Tão grave quanto a tentativa de golpe é a possibilidade de que tal virada de mesa tivesse ficado viável. Punir os golpistas é fundamental, mas é preciso afastar de vez o fantasma de tamanho risco, e isso passa por mudanças na formação dos militares e na redefinição de seu papel na vida brasileira.
A bagunça institucional promovida pelo então presidente Jair Bolsonaro (PL) fez com que, em 2021 e 2022, fosse normalizado algo inadmissível numa democracia: a divulgação de sucessivas notas de comandantes militares e do Ministério da Defesa tratando de questões políticas.
Não cabe a militares da ativa darem palpite sobre questões institucionais, eles não têm o direito sequer de declarar comprometimento com a manutenção do que determina a Constituição: este tipo de posição indica a possibilidade de opção diversa, é como se o respeito às regras fosse apenas uma opção.
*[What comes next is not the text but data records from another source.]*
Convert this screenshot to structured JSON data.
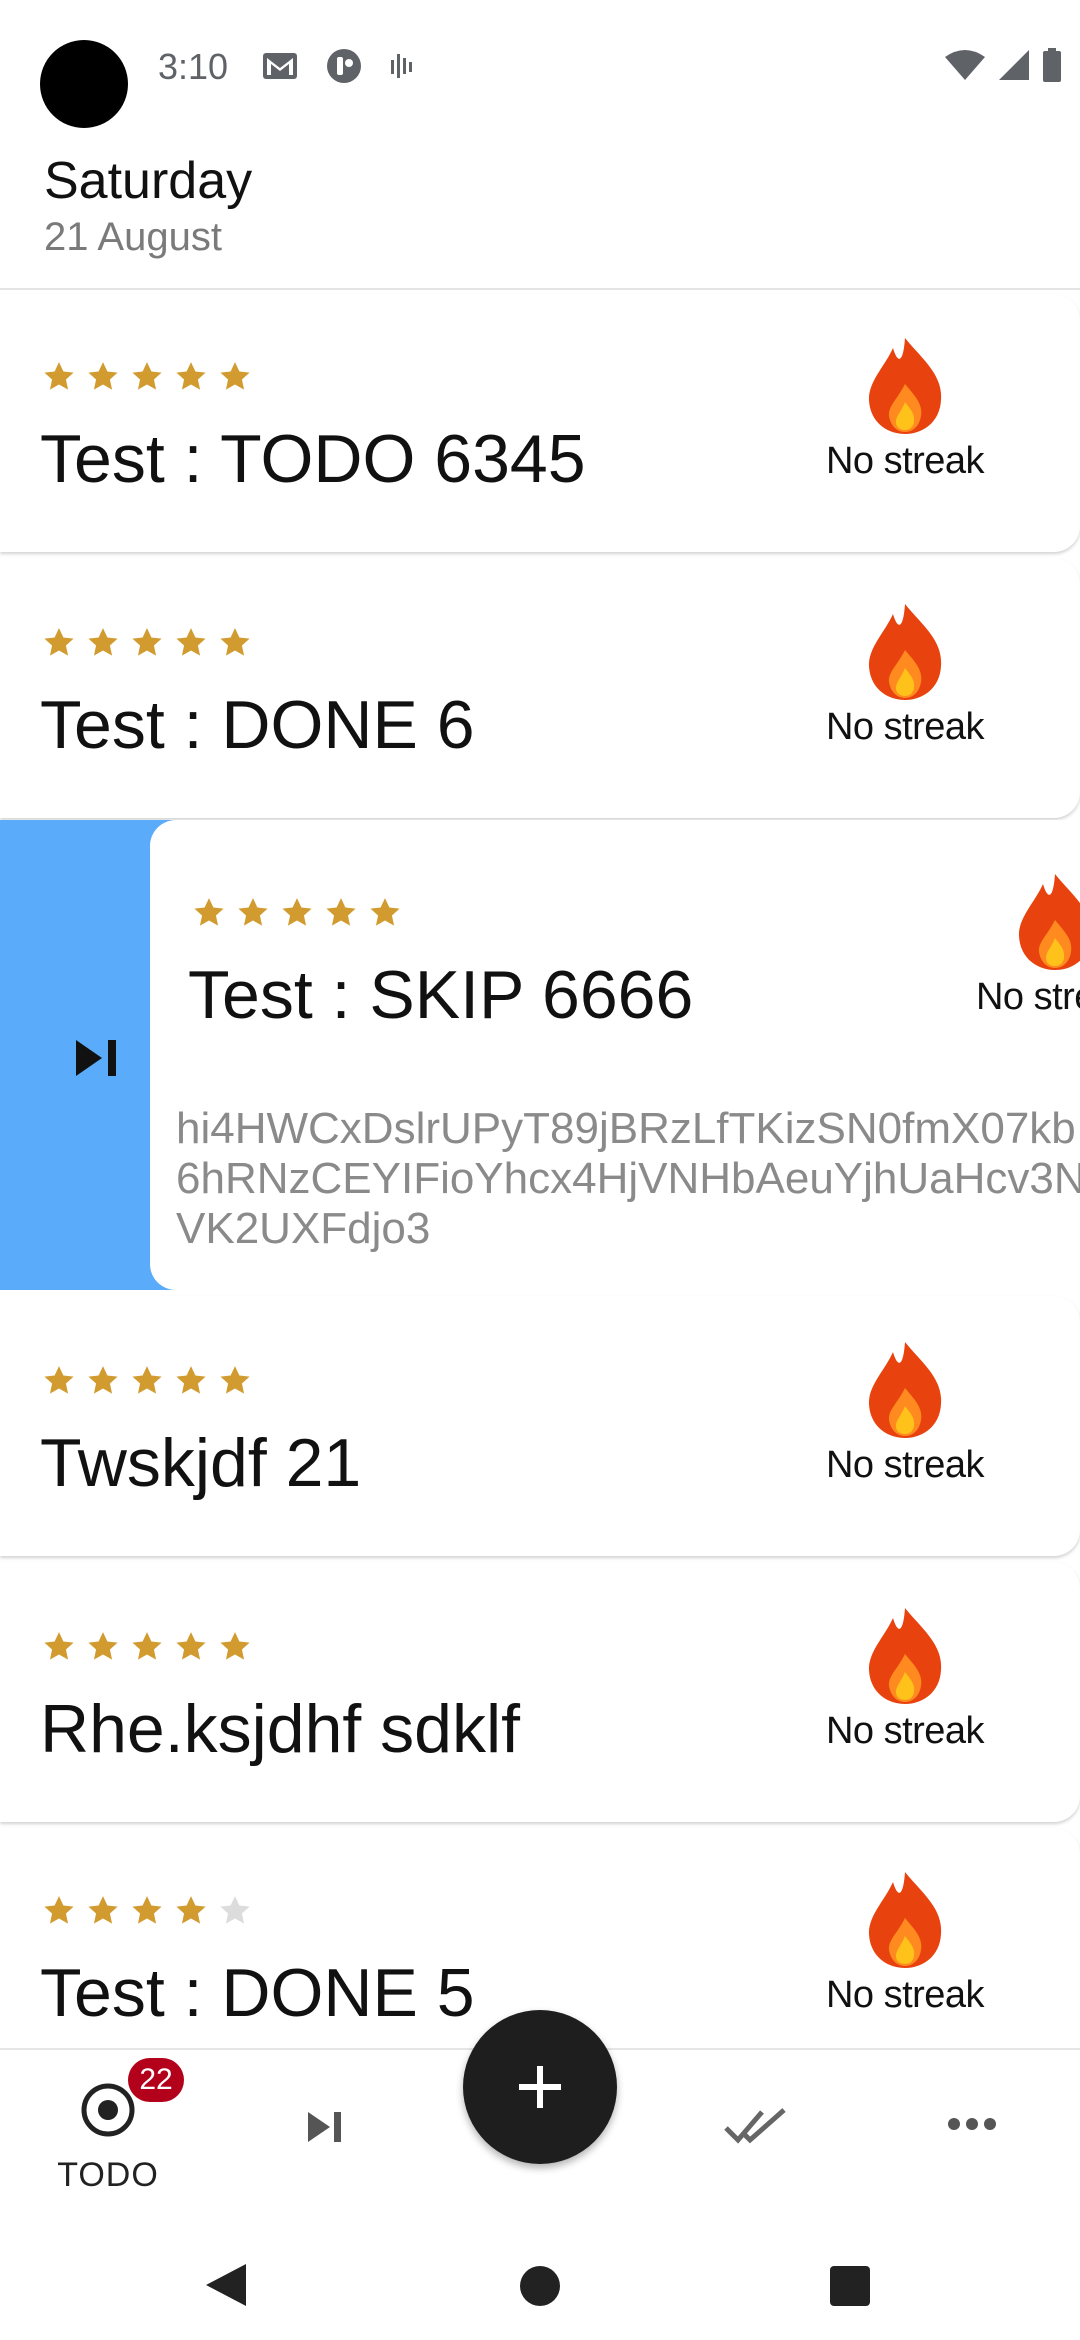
{
  "status_bar": {
    "time": "3:10",
    "icons_left": [
      "gmail-icon",
      "app-icon",
      "signal-bars-icon"
    ],
    "icons_right": [
      "wifi-icon",
      "cellular-icon",
      "battery-icon"
    ]
  },
  "header": {
    "day": "Saturday",
    "date": "21 August"
  },
  "tasks": [
    {
      "title": "Test : TODO 6345",
      "rating": 5,
      "streak": "No streak"
    },
    {
      "title": "Test : DONE 6",
      "rating": 5,
      "streak": "No streak"
    },
    {
      "title": "Test : SKIP 6666",
      "rating": 5,
      "streak": "No streak",
      "description": "hi4HWCxDslrUPyT89jBRzLfTKizSN0fmX07kb\n6hRNzCEYIFioYhcx4HjVNHbAeuYjhUaHcv3N\nVK2UXFdjo3"
    },
    {
      "title": "Twskjdf 21",
      "rating": 5,
      "streak": "No streak"
    },
    {
      "title": "Rhe.ksjdhf sdklf",
      "rating": 5,
      "streak": "No streak"
    },
    {
      "title": "Test : DONE 5",
      "rating": 4,
      "streak": "No streak"
    }
  ],
  "swipe_action": {
    "icon": "skip-next-icon",
    "color": "#5aacfb"
  },
  "bottom_nav": {
    "todo_label": "TODO",
    "todo_badge": "22",
    "items": [
      "todo-icon",
      "skip-next-icon",
      "add-icon",
      "done-all-icon",
      "more-horizontal-icon"
    ]
  },
  "colors": {
    "star": "#d19b2f",
    "star_empty": "#dcdcdc",
    "flame_outer": "#e8430f",
    "flame_inner": "#ffc21a",
    "badge": "#b3001b",
    "fab": "#1e1e1e"
  }
}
É inconcebível imaginar militares de democracias consolidadas divulgando notas oficiais em que tratem de reafirmar seu compromisso com as leis.
Ao longo do mandato de Bolsonaro, a simples emissão de tais documentos indicava que, sim, havia a possibilidade de funcionários públicos fardados se envolverem em um novo golpe. Tratava-se, portanto, de um paradoxo: ao negarem objetivos golpistas, eles, na prática, diziam que poderiam botar os tanques na rua.
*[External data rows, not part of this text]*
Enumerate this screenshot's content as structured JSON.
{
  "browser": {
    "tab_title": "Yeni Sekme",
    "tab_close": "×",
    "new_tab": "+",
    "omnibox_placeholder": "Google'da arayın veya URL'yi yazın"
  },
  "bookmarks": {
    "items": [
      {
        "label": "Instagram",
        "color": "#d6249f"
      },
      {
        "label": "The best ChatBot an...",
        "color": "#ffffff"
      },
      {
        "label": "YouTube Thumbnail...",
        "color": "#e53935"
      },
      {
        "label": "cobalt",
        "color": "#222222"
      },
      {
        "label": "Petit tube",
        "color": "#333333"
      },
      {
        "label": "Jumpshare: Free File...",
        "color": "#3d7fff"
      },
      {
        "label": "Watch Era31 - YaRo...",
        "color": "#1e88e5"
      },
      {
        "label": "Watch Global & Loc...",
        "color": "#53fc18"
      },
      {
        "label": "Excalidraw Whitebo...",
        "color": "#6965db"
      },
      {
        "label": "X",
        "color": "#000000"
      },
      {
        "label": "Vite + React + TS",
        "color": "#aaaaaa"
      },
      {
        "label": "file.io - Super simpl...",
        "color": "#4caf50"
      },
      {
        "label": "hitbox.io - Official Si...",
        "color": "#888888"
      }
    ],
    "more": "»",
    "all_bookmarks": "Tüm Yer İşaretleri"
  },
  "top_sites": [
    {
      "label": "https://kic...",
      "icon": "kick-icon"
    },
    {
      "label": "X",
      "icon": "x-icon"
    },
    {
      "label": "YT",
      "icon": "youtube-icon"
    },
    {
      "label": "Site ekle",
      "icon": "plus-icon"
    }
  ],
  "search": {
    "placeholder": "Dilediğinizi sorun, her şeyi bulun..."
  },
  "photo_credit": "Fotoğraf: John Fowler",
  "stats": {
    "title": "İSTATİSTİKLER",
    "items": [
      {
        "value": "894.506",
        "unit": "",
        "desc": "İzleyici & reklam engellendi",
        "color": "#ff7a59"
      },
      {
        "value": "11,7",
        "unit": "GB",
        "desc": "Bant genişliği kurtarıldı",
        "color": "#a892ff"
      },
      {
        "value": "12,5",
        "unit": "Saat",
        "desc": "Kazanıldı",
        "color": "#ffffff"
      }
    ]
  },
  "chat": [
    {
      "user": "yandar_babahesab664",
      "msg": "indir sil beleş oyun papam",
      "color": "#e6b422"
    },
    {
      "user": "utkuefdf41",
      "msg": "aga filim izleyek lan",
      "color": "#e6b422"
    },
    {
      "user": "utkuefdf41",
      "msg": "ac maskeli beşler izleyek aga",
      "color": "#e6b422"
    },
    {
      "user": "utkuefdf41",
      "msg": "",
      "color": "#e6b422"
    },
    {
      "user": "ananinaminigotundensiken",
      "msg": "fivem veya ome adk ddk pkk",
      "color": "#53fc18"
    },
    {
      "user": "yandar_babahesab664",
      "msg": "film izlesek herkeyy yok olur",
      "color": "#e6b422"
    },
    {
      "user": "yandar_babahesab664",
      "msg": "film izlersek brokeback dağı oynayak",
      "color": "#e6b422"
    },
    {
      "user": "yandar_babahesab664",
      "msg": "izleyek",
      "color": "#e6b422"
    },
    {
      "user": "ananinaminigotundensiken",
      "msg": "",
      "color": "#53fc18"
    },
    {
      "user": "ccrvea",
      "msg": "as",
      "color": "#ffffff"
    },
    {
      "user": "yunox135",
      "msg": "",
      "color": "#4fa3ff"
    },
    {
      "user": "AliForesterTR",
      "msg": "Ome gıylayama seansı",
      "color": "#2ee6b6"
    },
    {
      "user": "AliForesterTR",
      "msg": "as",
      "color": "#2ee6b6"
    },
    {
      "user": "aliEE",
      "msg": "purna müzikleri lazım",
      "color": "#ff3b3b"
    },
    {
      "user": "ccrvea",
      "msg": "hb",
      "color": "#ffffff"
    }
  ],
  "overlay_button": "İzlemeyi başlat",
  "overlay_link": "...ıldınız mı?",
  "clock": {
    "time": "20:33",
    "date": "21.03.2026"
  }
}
A situação chegou a lembrar a ocorrida nos últimos anos da ditadura: entre o fim dos anos 1979 e até por volta de 1985 era comum que os então ministros militares fossem questionados por jornalistas sobre as possibilidades e os limites da democratização do país.
A imprensa comparecia em peso a solenidades militares apenas para poder perguntar ao general, ao almirante ou ao brigadeiro se o processo de abertura estava garantido, se haveria eleições para governador em 1982, se, caso fosse eleito, o ex-exilado Leonel Brizola poderia tomar posse no governo do Rio.
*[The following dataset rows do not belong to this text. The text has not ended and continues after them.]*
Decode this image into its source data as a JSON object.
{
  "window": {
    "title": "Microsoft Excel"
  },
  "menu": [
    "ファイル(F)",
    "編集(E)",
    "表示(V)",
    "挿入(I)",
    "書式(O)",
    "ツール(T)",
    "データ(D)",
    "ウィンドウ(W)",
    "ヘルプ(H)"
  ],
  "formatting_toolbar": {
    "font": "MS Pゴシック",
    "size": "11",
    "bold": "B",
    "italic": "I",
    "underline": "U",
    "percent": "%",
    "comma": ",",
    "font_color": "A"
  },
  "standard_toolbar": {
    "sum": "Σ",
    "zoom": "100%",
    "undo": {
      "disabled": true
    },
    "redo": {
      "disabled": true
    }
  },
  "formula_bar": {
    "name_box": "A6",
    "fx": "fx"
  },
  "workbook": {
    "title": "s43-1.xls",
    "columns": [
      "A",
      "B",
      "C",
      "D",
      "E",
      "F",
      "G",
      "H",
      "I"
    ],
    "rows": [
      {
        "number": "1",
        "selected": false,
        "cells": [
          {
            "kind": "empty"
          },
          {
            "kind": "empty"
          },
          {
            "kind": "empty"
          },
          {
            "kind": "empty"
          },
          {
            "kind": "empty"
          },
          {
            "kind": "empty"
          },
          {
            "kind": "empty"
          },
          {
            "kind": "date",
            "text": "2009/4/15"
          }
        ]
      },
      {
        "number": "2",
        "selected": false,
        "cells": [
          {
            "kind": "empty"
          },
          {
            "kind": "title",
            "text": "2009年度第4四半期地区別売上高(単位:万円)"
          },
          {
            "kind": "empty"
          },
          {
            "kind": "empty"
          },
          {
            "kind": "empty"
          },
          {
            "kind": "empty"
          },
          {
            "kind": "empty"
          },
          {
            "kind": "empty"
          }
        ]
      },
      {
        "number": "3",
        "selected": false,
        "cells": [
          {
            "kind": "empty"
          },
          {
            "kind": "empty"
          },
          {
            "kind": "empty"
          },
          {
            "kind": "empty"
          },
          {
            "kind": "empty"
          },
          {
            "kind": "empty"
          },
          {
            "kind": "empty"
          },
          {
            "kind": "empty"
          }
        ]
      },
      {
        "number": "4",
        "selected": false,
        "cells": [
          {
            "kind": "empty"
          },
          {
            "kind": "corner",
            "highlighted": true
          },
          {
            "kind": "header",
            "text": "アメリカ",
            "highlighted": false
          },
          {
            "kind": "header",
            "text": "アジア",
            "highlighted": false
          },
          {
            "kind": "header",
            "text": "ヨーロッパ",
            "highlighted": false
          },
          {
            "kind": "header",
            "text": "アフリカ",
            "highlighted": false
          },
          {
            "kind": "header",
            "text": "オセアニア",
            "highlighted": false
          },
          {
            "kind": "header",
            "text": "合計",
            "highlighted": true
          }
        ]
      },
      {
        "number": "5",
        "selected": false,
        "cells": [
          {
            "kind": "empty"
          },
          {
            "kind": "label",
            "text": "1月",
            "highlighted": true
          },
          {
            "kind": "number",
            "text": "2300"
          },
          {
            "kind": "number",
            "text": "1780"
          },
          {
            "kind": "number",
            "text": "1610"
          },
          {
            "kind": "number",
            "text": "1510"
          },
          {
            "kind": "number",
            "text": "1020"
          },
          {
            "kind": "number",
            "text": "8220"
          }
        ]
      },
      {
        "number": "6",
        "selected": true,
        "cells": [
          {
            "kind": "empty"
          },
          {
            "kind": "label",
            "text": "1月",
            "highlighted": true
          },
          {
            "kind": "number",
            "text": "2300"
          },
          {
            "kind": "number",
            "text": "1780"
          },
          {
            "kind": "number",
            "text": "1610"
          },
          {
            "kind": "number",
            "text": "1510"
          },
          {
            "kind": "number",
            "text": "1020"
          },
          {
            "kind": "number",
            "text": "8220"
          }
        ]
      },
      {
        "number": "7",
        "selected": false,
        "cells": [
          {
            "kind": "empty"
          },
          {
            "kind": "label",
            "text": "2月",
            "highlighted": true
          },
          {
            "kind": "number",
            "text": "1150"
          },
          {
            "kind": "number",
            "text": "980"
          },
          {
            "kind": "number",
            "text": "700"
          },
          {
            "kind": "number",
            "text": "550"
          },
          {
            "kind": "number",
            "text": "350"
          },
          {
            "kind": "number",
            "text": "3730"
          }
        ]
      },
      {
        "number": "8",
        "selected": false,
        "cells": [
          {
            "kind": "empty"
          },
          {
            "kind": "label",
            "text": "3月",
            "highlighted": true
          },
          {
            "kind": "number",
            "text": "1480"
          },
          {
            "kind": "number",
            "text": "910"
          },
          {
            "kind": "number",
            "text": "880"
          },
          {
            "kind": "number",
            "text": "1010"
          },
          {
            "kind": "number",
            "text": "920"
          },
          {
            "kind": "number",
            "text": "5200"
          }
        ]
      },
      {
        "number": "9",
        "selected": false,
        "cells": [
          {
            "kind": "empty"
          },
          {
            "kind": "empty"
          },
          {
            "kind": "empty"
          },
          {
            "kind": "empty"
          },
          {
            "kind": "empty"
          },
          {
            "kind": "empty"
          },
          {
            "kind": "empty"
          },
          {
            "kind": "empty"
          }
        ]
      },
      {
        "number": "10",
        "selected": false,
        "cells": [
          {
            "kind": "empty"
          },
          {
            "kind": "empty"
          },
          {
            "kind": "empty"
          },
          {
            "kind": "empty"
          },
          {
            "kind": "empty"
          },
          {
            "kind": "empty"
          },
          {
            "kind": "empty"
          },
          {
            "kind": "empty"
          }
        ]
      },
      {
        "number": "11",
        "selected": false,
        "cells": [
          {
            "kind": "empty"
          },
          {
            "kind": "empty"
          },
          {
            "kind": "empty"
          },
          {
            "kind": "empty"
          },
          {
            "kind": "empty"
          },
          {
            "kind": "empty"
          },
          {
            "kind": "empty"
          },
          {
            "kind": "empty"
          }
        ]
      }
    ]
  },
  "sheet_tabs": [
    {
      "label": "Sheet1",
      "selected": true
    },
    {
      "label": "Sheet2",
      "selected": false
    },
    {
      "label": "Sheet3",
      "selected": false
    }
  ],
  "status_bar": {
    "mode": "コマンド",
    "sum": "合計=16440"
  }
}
Todos os repórteres e editores da época sabiam (sabíamos) os nomes dos ministros do Exército, Marinha e Aeronáutica, era conveniente saber quem ocupava os comandos militares mais importantes. A situação era tão delicada que, dizia-se, o último general-presidente, João Baptista Figueiredo, cultivava uma senha para um autogolpe e o endurecimento do regime.
Sempre que contrariado com os rumos da abertura, ele ameaçaria "Chamar o Pires", uma referência à eventual convocação do ministro do Exército, Walter Pires, para que este acabasse com a farra de uma ainda incipiente democracia.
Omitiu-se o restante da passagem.